Kimi (by Moonshot AI) provides access to its advanced language models through an API. This document outlines how to use the Kimi API within the OneSDK framework, offering a seamless integration for various natural language processing tasks.
To use the Kimi API, initialize the OneSDK with your Kimi API key:
from llm_onesdk import OneSDK
kimi_sdk = OneSDK("kimi", {
"api_key": "your_api_key_here",
"api_url": "https://api.moonshot.cn/v1/" # Optional: Use this to override the default base URL
})
Alternatively, you can set the API key as an environment variable MOONSHOT_API_KEY
, and the SDK will automatically use it.
To get a list of available models:
models = kimi_sdk.list_models()
print(models)
To get information about a specific model:
model_info = kimi_sdk.get_model("model_id")
print(model_info)
To generate text, use the generate
method. Specify the model and provide a list of messages:
model = "kimi-model-name" # Replace with an actual Kimi model name
messages = [{"role": "user", "content": "Explain the concept of blockchain technology."}]
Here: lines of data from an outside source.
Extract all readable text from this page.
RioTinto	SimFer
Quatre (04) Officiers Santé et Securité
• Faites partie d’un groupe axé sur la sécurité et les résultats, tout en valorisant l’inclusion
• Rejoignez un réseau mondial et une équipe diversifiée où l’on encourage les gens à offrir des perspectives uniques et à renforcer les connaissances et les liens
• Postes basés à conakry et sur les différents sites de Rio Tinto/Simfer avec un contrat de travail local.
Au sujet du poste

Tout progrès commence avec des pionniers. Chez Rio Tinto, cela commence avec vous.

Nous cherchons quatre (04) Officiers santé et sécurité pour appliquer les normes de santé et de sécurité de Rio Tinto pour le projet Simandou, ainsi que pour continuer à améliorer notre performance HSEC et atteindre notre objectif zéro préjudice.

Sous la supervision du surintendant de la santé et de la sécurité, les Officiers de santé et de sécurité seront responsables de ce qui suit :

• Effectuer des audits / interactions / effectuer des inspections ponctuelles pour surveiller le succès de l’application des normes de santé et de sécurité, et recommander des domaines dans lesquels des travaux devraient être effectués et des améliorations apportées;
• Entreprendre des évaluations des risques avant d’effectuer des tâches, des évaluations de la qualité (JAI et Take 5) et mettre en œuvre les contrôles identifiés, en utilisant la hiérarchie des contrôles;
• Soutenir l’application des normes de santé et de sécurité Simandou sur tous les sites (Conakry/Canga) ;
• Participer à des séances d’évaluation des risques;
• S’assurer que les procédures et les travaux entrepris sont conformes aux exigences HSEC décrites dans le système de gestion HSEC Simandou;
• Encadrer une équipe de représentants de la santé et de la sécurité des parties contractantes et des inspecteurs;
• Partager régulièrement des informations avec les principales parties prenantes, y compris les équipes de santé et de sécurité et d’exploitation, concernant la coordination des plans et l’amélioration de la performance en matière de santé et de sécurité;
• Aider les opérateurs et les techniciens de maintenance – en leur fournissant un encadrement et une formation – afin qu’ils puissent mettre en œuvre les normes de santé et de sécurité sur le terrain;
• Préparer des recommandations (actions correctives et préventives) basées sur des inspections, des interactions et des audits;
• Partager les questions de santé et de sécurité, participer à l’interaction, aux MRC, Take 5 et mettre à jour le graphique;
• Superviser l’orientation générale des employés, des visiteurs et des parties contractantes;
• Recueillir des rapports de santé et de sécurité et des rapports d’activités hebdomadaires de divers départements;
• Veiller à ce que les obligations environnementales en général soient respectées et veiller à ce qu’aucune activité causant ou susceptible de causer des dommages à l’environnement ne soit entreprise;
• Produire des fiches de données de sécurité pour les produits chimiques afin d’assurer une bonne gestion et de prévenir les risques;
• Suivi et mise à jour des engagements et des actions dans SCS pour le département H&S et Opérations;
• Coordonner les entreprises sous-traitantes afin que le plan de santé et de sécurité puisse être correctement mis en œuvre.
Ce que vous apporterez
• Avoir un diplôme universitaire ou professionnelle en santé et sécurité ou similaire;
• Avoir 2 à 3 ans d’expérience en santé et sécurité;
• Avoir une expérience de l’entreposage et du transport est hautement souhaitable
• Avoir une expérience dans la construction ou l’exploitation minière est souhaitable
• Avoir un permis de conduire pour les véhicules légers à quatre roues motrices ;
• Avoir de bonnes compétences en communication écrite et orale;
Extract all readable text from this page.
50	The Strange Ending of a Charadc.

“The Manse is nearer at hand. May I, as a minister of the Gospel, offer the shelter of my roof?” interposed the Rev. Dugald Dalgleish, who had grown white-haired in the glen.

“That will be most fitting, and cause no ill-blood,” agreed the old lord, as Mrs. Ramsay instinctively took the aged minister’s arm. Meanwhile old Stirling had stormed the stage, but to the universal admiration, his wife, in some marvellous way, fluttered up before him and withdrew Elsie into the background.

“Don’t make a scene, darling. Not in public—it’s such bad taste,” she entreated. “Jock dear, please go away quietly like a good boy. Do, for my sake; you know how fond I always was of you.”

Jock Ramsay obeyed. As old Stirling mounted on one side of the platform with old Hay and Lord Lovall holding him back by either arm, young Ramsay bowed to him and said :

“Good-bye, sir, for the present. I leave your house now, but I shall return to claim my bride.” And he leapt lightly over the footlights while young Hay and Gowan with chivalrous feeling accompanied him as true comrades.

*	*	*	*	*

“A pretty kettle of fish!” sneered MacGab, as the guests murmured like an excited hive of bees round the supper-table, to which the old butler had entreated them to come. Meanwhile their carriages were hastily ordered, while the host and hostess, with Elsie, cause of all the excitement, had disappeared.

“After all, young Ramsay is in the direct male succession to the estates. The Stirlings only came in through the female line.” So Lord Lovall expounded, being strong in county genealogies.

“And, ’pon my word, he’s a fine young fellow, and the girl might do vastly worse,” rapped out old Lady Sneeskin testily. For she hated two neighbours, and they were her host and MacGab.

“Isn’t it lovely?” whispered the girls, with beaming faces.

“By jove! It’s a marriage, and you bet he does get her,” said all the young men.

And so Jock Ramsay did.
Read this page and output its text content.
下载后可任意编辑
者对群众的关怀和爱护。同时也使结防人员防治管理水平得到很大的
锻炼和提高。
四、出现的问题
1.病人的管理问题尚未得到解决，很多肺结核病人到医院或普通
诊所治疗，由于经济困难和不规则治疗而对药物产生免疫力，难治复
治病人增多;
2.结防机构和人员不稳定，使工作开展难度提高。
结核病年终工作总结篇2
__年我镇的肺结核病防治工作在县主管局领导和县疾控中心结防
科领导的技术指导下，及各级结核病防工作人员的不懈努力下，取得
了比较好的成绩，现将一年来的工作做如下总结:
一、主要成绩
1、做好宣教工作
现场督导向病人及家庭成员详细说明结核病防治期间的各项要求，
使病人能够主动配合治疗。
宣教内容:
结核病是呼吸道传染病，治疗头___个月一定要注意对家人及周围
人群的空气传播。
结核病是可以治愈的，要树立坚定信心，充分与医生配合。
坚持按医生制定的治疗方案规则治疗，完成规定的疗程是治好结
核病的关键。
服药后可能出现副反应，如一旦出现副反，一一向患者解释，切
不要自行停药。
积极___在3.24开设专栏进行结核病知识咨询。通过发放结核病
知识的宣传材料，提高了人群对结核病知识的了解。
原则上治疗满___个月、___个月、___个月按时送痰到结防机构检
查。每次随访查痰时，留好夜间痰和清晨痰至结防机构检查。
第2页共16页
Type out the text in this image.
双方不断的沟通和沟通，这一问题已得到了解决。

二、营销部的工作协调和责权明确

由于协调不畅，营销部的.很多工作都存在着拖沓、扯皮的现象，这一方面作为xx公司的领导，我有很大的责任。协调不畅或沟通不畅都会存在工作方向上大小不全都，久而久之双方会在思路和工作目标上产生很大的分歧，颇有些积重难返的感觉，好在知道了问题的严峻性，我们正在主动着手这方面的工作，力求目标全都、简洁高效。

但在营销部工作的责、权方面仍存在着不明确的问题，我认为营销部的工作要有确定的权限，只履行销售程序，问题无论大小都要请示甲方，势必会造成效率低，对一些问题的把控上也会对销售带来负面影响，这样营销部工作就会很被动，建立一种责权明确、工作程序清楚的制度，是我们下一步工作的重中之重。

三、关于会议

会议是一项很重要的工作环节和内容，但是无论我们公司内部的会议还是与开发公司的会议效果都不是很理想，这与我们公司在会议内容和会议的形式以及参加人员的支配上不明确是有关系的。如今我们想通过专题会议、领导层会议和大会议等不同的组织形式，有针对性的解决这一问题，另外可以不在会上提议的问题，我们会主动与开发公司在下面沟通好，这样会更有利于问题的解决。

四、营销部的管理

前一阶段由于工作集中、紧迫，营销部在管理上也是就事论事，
response = kimi_sdk.generate(model, messages)
print(response['choices'][0]['message']['content'])
For longer responses or to get partial results as they're generated, use the stream_generate
method:
for chunk in kimi_sdk.stream_generate(model, messages):
print(chunk['delta']['text'], end='', flush=True)
To estimate the number of tokens in your input:
token_count = kimi_sdk.count_tokens(model, messages)
print(f"Token count: {token_count}")
Kimi supports context caching for more efficient conversations:
# Create a context cache
cache = kimi_sdk.create_cache(
model,
messages,
tools=[{"type": "function", "function": {"name": "get_weather", "description": "Get the weather for a location"}}],
name="My Context",
description="A sample context",
metadata={"key": "value"},
ttl=3600 # Cache expires after 1 hour
)
# List available caches
caches = kimi_sdk.list_caches(limit=10, order="desc", metadata={"key": "value"})
# Get information about a specific cache
cache_info = kimi_sdk.get_cache(cache['id'])
# Update a cache
kimi_sdk.update_cache(cache['id'], metadata={"new_key": "new_value"}, ttl=7200)
# Delete a cache
kimi_sdk.delete_cache(cache['id'])
Kimi allows you to create and manage tags for context caches:
# Create a tag for a cache
tag = kimi_sdk.create_tag("my_tag", cache['id'])
# List tags
tags = kimi_sdk.list_tags(limit=10, order="desc")
# Get information about a specific tag
tag_info = kimi_sdk.get_tag("my_tag")
# Get the content of a cache associated with a tag
tag_content = kimi_sdk.get_tag_content("my_tag")
# Delete a tag
kimi_sdk.delete_tag("my_tag")
To use a proxy for API calls:
kimi_sdk.set_proxy("http://your-proxy-url:port")
The SDK raises InvokeError
or its subclasses for various error conditions. Always wrap your API calls in try-except blocks:
from llm_onesdk.utils.error_handler import (
InvokeError, InvokeConnectionError, InvokeServerUnavailableError,
InvokeRateLimitError, InvokeAuthorizationError, InvokeBadRequestError
)
try:
response = kimi_sdk.generate(model, messages)
except InvokeConnectionError as e:
print(f"Connection error: {str(e)}")
except InvokeServerUnavailableError as e:
print(f"Server unavailable: {str(e)}")
except InvokeRateLimitError as e:
print(f"Rate limit exceeded: {str(e)}")
except InvokeAuthorizationError as e:
print(f"Authorization error: {str(e)}")
except InvokeBadRequestError as e:
print(f"Bad request: {str(e)}")
except InvokeError as e:
print(f"An error occurred: {str(e)}")
The SDK uses Python's logging module. To enable debug logging:
import logging
logging.basicConfig(level=logging.DEBUG)
This will print detailed information about API requests and responses, which can be helpful for troubleshooting.
- Choose the appropriate model for your specific task.
- Implement proper error handling and retries for production applications.
- Be mindful of rate limits and implement appropriate backoff strategies.
- Keep your API key secure and never expose it in client-side code.
- Use environment variables for API keys in production environments.
- When working with large responses, use the streaming API to improve responsiveness.
- Utilize context caching for more efficient and coherent conversations.
- Use tags to organize and quickly access specific context caches.
- Regularly update the SDK to benefit from the latest features and bug fixes.
- Monitor your token usage to optimize costs and performance.
For more detailed information about available models, specific features, and API updates, please refer to the official Kimi API documentation by Moonshot AI.